Lucy laughed in shock. “Win? Win what?”

“Life.” Angie shrugged. “You’d win life. Because of Mom and Dad treating me like a Fabergé egg…I didn’t even know how to make tea. I…I didn’t even know if I liked tea.”

“I didn’t know if I liked tea either,” Lucy said, because she had to say something. “Jack made me tea with tons of sugar. It was pretty great.”

“You call the most famous kids’ writer in the world by his first name. He made you tea with sugar. The police hauled you off his private island.” Angie held out her hands to Lucy. “You won life. And I didn’t even come in second.”

Something happened inside of Lucy’s heart. The wall around it began to crumble and fall.
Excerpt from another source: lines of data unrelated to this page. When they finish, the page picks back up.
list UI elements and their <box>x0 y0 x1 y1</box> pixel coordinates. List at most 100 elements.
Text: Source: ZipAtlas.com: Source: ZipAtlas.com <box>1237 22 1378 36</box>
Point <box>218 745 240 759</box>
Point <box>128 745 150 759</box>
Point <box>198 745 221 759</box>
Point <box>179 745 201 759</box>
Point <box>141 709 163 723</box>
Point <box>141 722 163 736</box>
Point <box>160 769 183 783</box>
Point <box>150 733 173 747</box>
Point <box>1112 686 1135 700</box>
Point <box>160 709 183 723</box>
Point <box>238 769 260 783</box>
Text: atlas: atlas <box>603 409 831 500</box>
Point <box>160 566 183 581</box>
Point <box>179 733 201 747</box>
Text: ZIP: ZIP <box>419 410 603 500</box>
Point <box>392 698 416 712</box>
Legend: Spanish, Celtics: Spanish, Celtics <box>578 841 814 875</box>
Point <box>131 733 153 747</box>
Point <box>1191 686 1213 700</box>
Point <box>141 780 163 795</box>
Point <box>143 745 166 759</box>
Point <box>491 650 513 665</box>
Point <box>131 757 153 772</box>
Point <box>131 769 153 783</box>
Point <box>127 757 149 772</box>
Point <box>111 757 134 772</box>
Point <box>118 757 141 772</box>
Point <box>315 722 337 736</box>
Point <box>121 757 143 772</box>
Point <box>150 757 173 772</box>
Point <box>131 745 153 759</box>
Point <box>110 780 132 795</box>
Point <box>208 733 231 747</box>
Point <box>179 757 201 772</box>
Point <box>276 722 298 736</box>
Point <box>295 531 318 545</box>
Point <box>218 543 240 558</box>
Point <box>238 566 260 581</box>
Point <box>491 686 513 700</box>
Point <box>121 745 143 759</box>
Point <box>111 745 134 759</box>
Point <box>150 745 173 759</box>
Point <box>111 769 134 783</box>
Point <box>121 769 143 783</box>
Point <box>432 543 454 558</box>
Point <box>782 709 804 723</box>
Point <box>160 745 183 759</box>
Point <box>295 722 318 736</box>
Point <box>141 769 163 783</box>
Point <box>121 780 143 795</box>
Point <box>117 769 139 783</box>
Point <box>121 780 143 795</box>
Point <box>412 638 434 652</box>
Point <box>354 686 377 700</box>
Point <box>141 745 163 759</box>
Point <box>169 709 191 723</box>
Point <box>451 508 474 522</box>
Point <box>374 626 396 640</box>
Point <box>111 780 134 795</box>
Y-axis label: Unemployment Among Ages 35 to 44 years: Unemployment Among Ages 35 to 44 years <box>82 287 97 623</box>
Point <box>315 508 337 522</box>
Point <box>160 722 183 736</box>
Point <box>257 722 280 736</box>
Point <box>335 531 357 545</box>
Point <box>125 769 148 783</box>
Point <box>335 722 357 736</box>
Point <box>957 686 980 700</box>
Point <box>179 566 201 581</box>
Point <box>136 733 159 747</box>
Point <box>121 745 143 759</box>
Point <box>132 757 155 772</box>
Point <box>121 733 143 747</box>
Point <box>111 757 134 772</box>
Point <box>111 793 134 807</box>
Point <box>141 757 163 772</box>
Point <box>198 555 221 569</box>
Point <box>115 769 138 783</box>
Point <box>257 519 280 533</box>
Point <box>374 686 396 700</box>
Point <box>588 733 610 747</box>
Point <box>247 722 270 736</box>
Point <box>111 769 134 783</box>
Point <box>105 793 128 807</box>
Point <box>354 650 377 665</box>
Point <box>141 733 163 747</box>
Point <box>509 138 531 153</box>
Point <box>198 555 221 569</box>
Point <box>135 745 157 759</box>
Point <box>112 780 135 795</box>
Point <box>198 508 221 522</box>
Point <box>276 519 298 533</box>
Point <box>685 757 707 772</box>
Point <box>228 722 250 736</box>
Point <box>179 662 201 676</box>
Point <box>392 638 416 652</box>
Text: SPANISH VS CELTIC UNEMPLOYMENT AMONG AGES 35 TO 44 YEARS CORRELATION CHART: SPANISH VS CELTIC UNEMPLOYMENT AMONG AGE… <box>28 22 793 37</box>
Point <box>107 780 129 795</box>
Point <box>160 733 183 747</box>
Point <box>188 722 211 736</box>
“They wouldn’t even let me have a cat when I was little,” Angie said. “And it was the only thing I wanted. One cat. I have two now,” she said and smiled. “Vince Purraldi and Billie Pawliday.”

“You stole those names from Jack’s books.”

“He said he approves of that sort of theft.” She leaned forward. “Oh, Lucy, you have no idea how many times I wanted to call you over the years and tell you all of this, but I kept talking myself out of it. I was just a coward. I’m still a coward. Jack had to talk me into coming here to see you.”

“I thought about calling you too. But only because I needed money.”